For fine-tuning isosolve usage, read the following section about command line options. For programmatic use, see the section API documentation.

isosolve command line options

usage: isosolve.py [-h] [-c COLSEL] [-t] [-d DATA] [-w] [-s SEED] [-r]

[-p PATH] [-f] [-v] mm

calculate isotopomer/cumomer/EMU expressions (symbolic and optionally numeric) by a combination of isotope labeling measurements (NMR, MS, …)

positional arguments:
mm file name (tsv) providing measure matrix which is organized as follows:
  • each row corresponds to a given binary cumomer, e.g. ‘010x’

  • each column corresponds to a given experiment type, e.g. ‘HSQC-C_beta’

  • each cell contains a variable name, e.g. ‘a’, ‘b’ etc. or empty, i.e. NA

  • each variable name can appear multiple times in a given column but not in different columns. If a variable appears in several rows, these rows are considered as mixed in equal parts in a given measurement method. E.g. in HSQC-C_beta, contributions of patterns ‘001x’ and ‘101x’ are mixed in one variable, say ‘k’, and contributions of ‘011x’ and ‘111x’ are mixed in another one, say ‘l’. Other rows in this column must be left empty as they don’t contribute to any measurement.

optional arguments:
-h, --help

show this help message and exit

-c COLSEL, --colsel COLSEL
column selection (full set by default).

Can be a slice, comma separated list of integers or names, regular expression, or a mix of all this. In a slice, negative number means counting from the end. In a list, if given a negative numbers or names starting with ‘-‘, the corresponding columns are excluded from treatment. Names can be given as Python regular expressions. The order of column selection is irrelevant.

Examples:
  • ‘1:3’ - first 3 columns;

  • ‘:3’ - the same;

  • ‘:-1’ - all columns but the last;

  • ‘2::2’ - even columns;

  • ‘1,3,6’ - first, third and sixth columns;

  • ‘HSQC.*’ - columns with names started by ‘HSQC’;

  • ‘-HN.*’ - all columns except starting with ‘HN’

-t, --TIMEME

activate or not (default) CPU time printing. Useful only for debugging or issue reporting.

-d DATA, --data DATA

file name with 3 columns: name, value, and sd. Numeric values in columns ‘value’ and ‘sd’ must be non-negative and positive respectively. Fields are tab-separated, comments start with sharp-sign ‘#’

-w, --write

force .md and .html file writing even in non CLI mode

-s SEED, --seed SEED

integer value used as a seed for pseudo-random drawing. Useful only for debugging or issue reporting.

-r, --rand

make random draws for numerical tests of formulas. Useful only for debugging or issue reporting.

-p PATH, --path PATH

path for .md and html files. If it ends by ‘/’ it is interpreted as a directory path which is created if nonexistent. Otherwise, it is interpreted as a base before .md and .html extensions. If not given, .md and .html are written in the same directory with the same basename (before the extension) as ‘MM’ file

-f, --fast

skip calculations of measurable combinations

-i, --inchi

write InChi files

-v, --version

print version number on stdout and exit. Useful only for debugging or issue reporting.

Jupyter notebook

IsoSolve can be used as a Python module that you can import directly, for instance in Jupyter notebooks or in your own software. We showcase IsoSolve usage in a Jupyter notebook distributed via this repository. It is authored by Pierre Millard (TBI/INRAE, France).
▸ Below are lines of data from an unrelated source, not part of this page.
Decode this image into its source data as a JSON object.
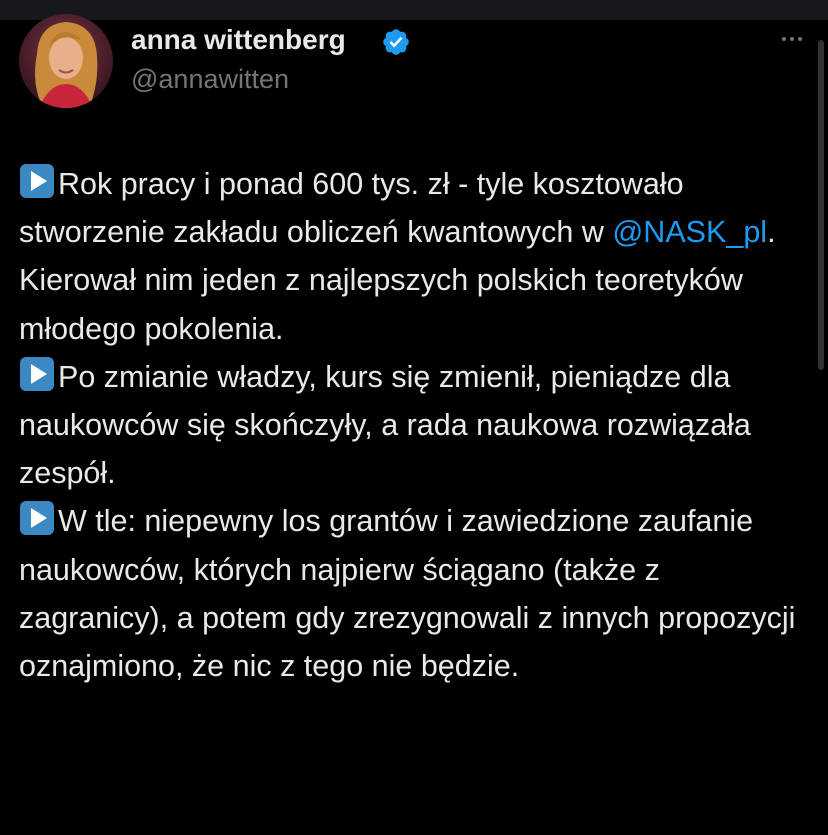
{
  "colors": {
    "background": "#000000",
    "text": "#e7e9ea",
    "muted": "#71767b",
    "link": "#1d9bf0",
    "verified": "#1d9bf0"
  },
  "author": {
    "display_name": "anna wittenberg",
    "handle": "@annawitten",
    "verified_icon": "verified-badge-icon"
  },
  "tweet": {
    "paragraphs": [
      {
        "icon": "play-button-emoji-icon",
        "text_before": "Rok pracy i ponad 600 tys. zł - tyle kosztowało stworzenie zakładu obliczeń kwantowych w ",
        "mention": "@NASK_pl",
        "text_after": ". Kierował nim jeden z najlepszych polskich teoretyków młodego pokolenia."
      },
      {
        "icon": "play-button-emoji-icon",
        "text": "Po zmianie władzy, kurs się zmienił, pieniądze dla naukowców się skończyły, a rada naukowa rozwiązała zespół."
      },
      {
        "icon": "play-button-emoji-icon",
        "text": "W tle: niepewny los grantów i zawiedzione zaufanie naukowców, których najpierw ściągano (także z zagranicy), a potem gdy zrezygnowali z innych propozycji oznajmiono, że nic z tego nie będzie."
      }
    ]
  }
}
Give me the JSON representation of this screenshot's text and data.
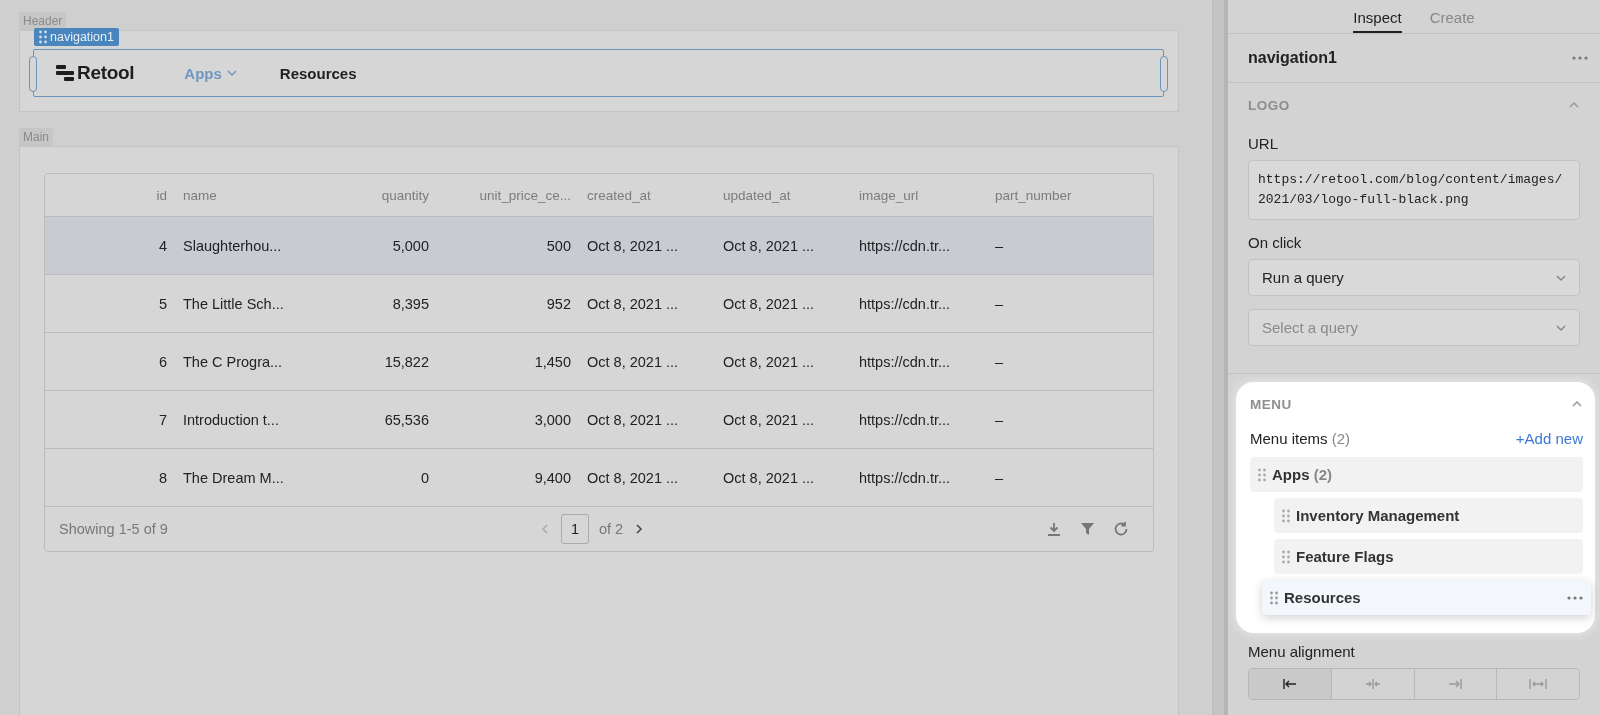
{
  "canvas": {
    "header_label": "Header",
    "main_label": "Main",
    "navigation": {
      "tag": "navigation1",
      "logo": "Retool",
      "items": [
        {
          "label": "Apps",
          "selected": true,
          "has_menu": true
        },
        {
          "label": "Resources",
          "selected": false,
          "has_menu": false
        }
      ]
    },
    "table": {
      "columns": [
        {
          "label": "id",
          "kind": "number"
        },
        {
          "label": "name",
          "kind": "text"
        },
        {
          "label": "quantity",
          "kind": "number"
        },
        {
          "label": "unit_price_ce...",
          "kind": "number"
        },
        {
          "label": "created_at",
          "kind": "text"
        },
        {
          "label": "updated_at",
          "kind": "text"
        },
        {
          "label": "image_url",
          "kind": "text"
        },
        {
          "label": "part_number",
          "kind": "text"
        }
      ],
      "rows": [
        {
          "selected": true,
          "cells": [
            "4",
            "Slaughterhou...",
            "5,000",
            "500",
            "Oct 8, 2021 ...",
            "Oct 8, 2021 ...",
            "https://cdn.tr...",
            "–"
          ]
        },
        {
          "selected": false,
          "cells": [
            "5",
            "The Little Sch...",
            "8,395",
            "952",
            "Oct 8, 2021 ...",
            "Oct 8, 2021 ...",
            "https://cdn.tr...",
            "–"
          ]
        },
        {
          "selected": false,
          "cells": [
            "6",
            "The C Progra...",
            "15,822",
            "1,450",
            "Oct 8, 2021 ...",
            "Oct 8, 2021 ...",
            "https://cdn.tr...",
            "–"
          ]
        },
        {
          "selected": false,
          "cells": [
            "7",
            "Introduction t...",
            "65,536",
            "3,000",
            "Oct 8, 2021 ...",
            "Oct 8, 2021 ...",
            "https://cdn.tr...",
            "–"
          ]
        },
        {
          "selected": false,
          "cells": [
            "8",
            "The Dream M...",
            "0",
            "9,400",
            "Oct 8, 2021 ...",
            "Oct 8, 2021 ...",
            "https://cdn.tr...",
            "–"
          ]
        }
      ],
      "footer": {
        "summary": "Showing 1-5 of 9",
        "page": "1",
        "page_total": "of 2",
        "prev_disabled": true
      }
    }
  },
  "inspector": {
    "tabs": [
      {
        "label": "Inspect",
        "selected": true
      },
      {
        "label": "Create",
        "selected": false
      }
    ],
    "component": "navigation1",
    "logo_section": {
      "title": "LOGO",
      "expanded": true,
      "url_label": "URL",
      "url": "https://retool.com/blog/content/images/2021/03/logo-full-black.png",
      "on_click_label": "On click",
      "action": {
        "value": "Run a query"
      },
      "query": {
        "placeholder": "Select a query"
      }
    },
    "menu_section": {
      "title": "MENU",
      "expanded": true,
      "items_label": "Menu items",
      "items_count": "(2)",
      "add_label": "+Add new",
      "items": [
        {
          "label": "Apps",
          "count": "(2)",
          "dragging": false,
          "children": [
            {
              "label": "Inventory Management",
              "dragging": false
            },
            {
              "label": "Feature Flags",
              "dragging": false
            }
          ]
        },
        {
          "label": "Resources",
          "dragging": true
        }
      ]
    },
    "alignment_label": "Menu alignment",
    "alignment": [
      {
        "kind": "left",
        "selected": true
      },
      {
        "kind": "center",
        "selected": false
      },
      {
        "kind": "right",
        "selected": false
      },
      {
        "kind": "justify",
        "selected": false
      }
    ]
  }
}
If not yet done, you can install Jupyter by:

pip3 install --user jupyter

Some dependencies are specific to our notebook, not to IsoSolve itself. If not available on your system, they can be installed with:

pip3 install --user seaborn matplotlib

Download and unpack the notebook’s tarball and go in a shell to the notebook’s directory.

After that, you are ready to examine and execute the notebook by launching:

jupyter notebook IsoSolve.ipynb

After launching, the notebook will open in your web browser where in each cell you can read/modify/execute a proposed code as well as read accompanying comments. Some cells can take a while to execute, so we distribute also an HTML file showing the whole notebook’s output after execution. Your own output should be similar to this one.